# All memory not detected in 2.6.17 kernel [SOLVED]

## Ast0r

I recently upgraded one of our server to the 2.6.17-r7 kernel (from 2.6.15-r1) and now all of my memory does not show up!

This is a 32-bit setup on a Xeon Irwindale with 4GB of installed RAM (in 4 sticks). I have the 4GB memory option set in the kernel and I had no problems with the kernel seeing all of my RAM until I upgraded to 2.6.17. The kernel now sees 3370232k of RAM instead of the full 4GB.

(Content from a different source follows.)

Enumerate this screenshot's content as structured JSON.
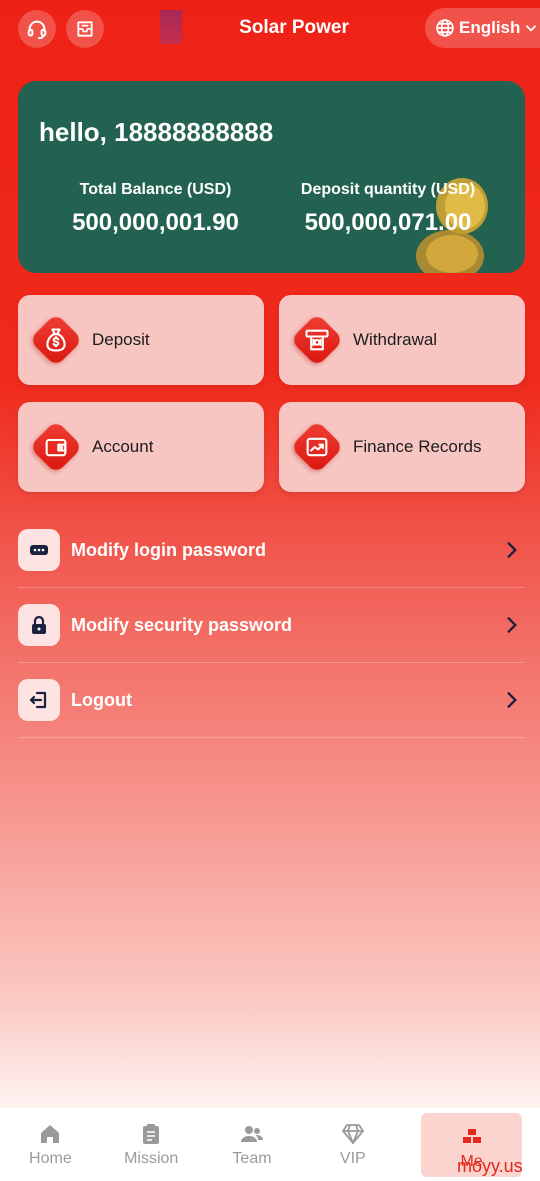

Here is the relevant config information, pulled from /proc/config.gz:

```
CONFIG_HIGHMEM4G=y

# CONFIG_HIGHMEM64G is not set

CONFIG_PAGE_OFFSET=0xC0000000

CONFIG_HIGHMEM=y

CONFIG_ARCH_FLATMEM_ENABLE=y

CONFIG_ARCH_SPARSEMEM_ENABLE=y

CONFIG_ARCH_SELECT_MEMORY_MODEL=y

CONFIG_SELECT_MEMORY_MODEL=y

CONFIG_FLATMEM_MANUAL=y

# CONFIG_DISCONTIGMEM_MANUAL is not set

# CONFIG_SPARSEMEM_MANUAL is not set

CONFIG_FLATMEM=y

CONFIG_FLAT_NODE_MEM_MAP=y

CONFIG_SPARSEMEM_STATIC=y

CONFIG_SPLIT_PTLOCK_CPUS=4

```

Is there something set wrong, should I check somewhere else? This is kind of a big deal because this is a production system and I really need the other ~700MB that is missing, not to mention the fact that I am about to add another processor and another 4GB of memory! I  suppose I can downgrade the kernel is I need to, but I'd rather use that as a last resort.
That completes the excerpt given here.